Жизнь эльфов (Барбери) - страница 67


Пьетро плакал, Маэстро прижал руку к сердцу. Клара сочиняла прямо во время игры, и волшебные пассажи рождались под ее пальцами – маленькая горянка черпала их из самой глубины своего одинокого сердца, она обращалась к маленькой крестьянке, жившей среди садов и оврагов.

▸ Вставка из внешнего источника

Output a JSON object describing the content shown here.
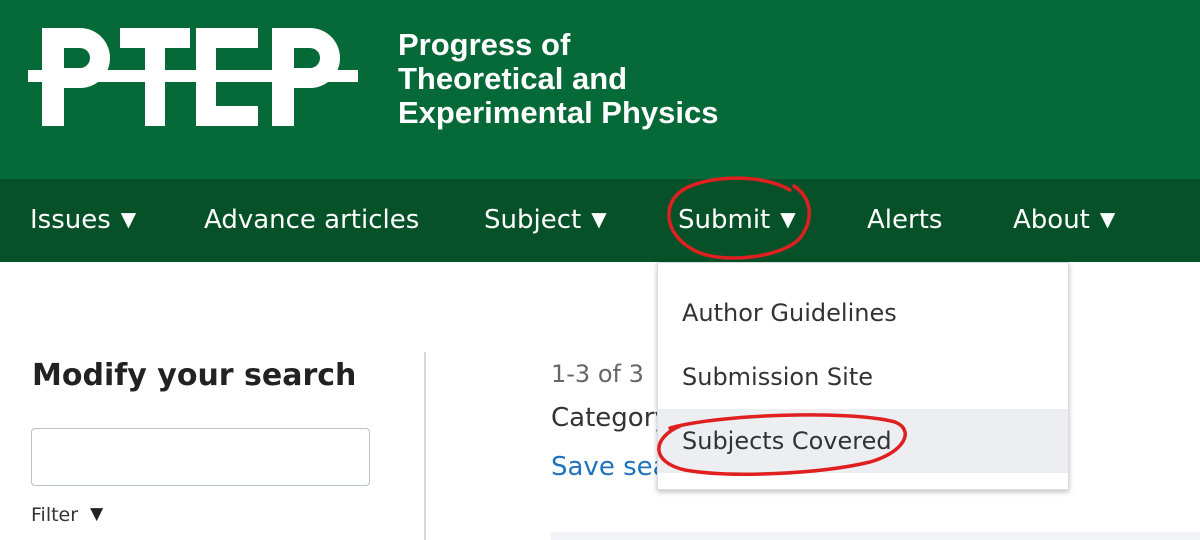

Сколько губ подхватило с тех пор эту мелодию, с пылом отправляясь в путь? Сколько было сражений, сколько знамен, сколько солдат полегло на равнине с тех пор, как Клара Ченти сложила этот гимн последнего союза. И когда Мария в своем сне обрела и услышала девочку с чеканными чертами лица, Пьетро плакал горючими слезами. Звуки врачевали его душу, заставляя шептать стихи, которые отец начертал на листе. И тогда он увидел, как едкая ненависть внутри его стягивается в одну точку боли, безмерной и слепой, – и страдание шести десятилетий исчезло навсегда.

Отцам крест
Сиротам благодать[8].

Вилла Аччиавати

Малый эльфийский совет

– Зрелость ее суждений поразительна, – сказал Маэстро, – а сердце бесконечно чисто.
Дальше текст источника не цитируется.